Девка с растрепанными светлыми волосами, которые вились тугими кудрями, в мокром платьишке, липшем к ее округлым бедрам, налитым грудям и стройным, великолепным ногам, прилежно согнувшаяся над корытом, показалась Петру безмерно-соблазнительной Венерой. Она словно только что родилась из мыльной пены, в которой она стирала кружевные подштанники Алексашки и которая пузырилась на ее округлых, сильных, розовых руках с ямочками над пухлыми локотками. А когда она подняла раскрасневшееся лицо и бесстрашно взглянула в глаза Петра своими темно-вишневыми, яркими, живыми глазами и улыбнулась красными, не ведавшими никаких помад, сочными губами, он просто задохнулся, онемел… И Алексашка, взглянув на ошалелое лицо мин херца, громко вздохнул. В этом вздохе превеликое сожаление смешалось с немалым облегчением, потому что Меншиков, порою даже от самого себя таясь, опасался, что однажды помрет на своей неуемной полюбовнице, если только раньше меч его не сотрется от беспрестанного употребления. Ну а мин херц – ему сносу нет и еще долго не будет. Так что – совет да любовь!
И Алексашка снова вздохнул – на сей раз прощально…
Так она попала к Петру, а вскоре из Марты превратилась в Катерину, Катерину Алексеевну – любимую женщину, любимую жену русского императора.
Всякое бывало между ними за эти минувшие годы.
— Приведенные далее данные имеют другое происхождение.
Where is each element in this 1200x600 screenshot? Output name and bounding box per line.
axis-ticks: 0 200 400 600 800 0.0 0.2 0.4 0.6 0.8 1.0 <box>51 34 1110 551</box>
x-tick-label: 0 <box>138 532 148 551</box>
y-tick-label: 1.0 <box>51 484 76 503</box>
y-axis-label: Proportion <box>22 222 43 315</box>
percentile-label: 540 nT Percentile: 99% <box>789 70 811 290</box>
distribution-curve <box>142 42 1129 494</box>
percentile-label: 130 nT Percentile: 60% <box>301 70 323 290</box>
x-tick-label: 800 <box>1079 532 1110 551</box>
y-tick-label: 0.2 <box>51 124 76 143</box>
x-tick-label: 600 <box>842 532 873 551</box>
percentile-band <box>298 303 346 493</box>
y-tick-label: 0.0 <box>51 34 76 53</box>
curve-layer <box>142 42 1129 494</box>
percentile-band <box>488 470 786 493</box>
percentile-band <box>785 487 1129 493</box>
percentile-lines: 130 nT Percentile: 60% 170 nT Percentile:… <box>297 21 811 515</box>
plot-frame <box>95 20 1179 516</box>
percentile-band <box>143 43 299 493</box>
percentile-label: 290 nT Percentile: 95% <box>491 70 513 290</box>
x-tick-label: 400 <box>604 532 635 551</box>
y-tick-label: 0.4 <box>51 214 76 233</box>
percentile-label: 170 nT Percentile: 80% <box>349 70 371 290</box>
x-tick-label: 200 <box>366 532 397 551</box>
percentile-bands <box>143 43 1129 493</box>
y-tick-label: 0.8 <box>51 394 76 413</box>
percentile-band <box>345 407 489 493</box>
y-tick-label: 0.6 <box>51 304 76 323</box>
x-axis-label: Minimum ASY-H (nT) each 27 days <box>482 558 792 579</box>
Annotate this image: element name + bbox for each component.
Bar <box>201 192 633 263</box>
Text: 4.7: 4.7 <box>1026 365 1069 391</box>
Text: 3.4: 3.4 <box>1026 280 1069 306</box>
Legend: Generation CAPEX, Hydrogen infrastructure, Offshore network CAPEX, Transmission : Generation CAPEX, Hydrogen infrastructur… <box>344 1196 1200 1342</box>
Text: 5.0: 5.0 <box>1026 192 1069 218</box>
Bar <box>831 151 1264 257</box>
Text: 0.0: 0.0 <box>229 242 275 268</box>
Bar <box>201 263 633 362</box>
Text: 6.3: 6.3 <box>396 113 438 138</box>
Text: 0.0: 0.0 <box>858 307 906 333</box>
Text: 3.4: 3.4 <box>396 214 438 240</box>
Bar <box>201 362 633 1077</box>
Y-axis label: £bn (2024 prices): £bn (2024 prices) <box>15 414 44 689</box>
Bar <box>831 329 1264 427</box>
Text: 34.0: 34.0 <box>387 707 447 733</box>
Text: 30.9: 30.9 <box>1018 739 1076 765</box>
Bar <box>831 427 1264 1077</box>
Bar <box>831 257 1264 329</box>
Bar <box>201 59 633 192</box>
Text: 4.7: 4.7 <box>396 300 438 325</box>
И ссорились, и мирились они, и не раз чудилось Катерине, что положение ее на редкость непрочно, что вот-вот Петр сыщет себе другую подругу…
Ближе всего это было, когда Петр увлекся Марией Кантемир, этой змеюкой молдавской. Именно что змеюкой! Если правду говорила пакостная бабка Татьяниха и в образе змей явились Катерине во сне ее соперницы, то Машка Кантемир была непременно одной из них. Мало того, что в свое время Петр был любовником ее матери Кассандры, жены свергнутого молдавского господаря Димитрия Кантемира, так еще потом поменял мать на дочку. Петрушка от Марии (опять это имя, будь оно неладно – права была старуха!) голову терял, ох терял… Катерина всерьез опасалась, что так и не обретет муженек разума. Ведь до чего додумался он тогда, до сих пор вспомнить противно!
И очень страшно…
Случилось это в 1722 году. Петру исполнилось пятьдесят, но если кто-то надеялся, что в этом почтенном возрасте его любовный пыл слегка поутихнет, то напрасно! Неуемный плотский жар сжигал государя с новой, юношеской силой, но Катерина, вместо того чтобы радоваться этому, горевала: ведь не она, не она причина возвращенной молодости мужа! Самое ужасное, что ей из этого пылающего костра даже горелых угольев не перепадало: и грубая похоть, и несусветная нежность, и сердечное томление Петра, и новые, никому прежде не высказанные обжигающие любовные признания – все, все доставалось другой женщине! Мало того что Петр дни и ночи проводил возле юбки Марии Кантемир – он ее потащил с собой на войну…
Прежде сия привилегия принадлежала одной лишь Катерине, и Боже ты мой, как же она гордилась, что делит с мужем даже самую крайнюю опасность! Тем паче что сама она ни опасности, ни страха не чувствовала, и эта ее удивительная, порою безрассудная отвага вселяла бесстрашие и отвагу в солдат, которым стыдно было, конечно, дать слабину перед женкой, да еще женкой императора, величайшего храбреца своего времени. Вдобавок она была красавица, поэтому ее бесстрашие пьянило, как вино.
И вот однажды Катерина узнала, что они поедут на театр боевых действий не вдвоем, а втроем – с Марией Кантемир. Вернее, вчетвером, потому что Мария была беременна.
От Петра…
Ну ладно, Машка первая понесла от царя, что ли? Почему же так стеснилось Катеринино сердце? Почему захолодели руки? Почему она не могла ни спать, ни есть? Почему спасительное спокойствие изменило ей, а ревность, прежде незнаемое чувство, грызла сердце, словно мышь, добравшаяся до лакомого кусочка?
– У меня будет сын… – медленно, протяжно выговаривала Мария, водя пальцами по своему выпуклому животу, и в глазах у нее было тупое, сытое удовлетворение. – Я знаю. У меня будет сын… Мне гадалка посулила. Она ворожила и увидела в моем животе сына, а над головой у него золотое сияние. Словно корона!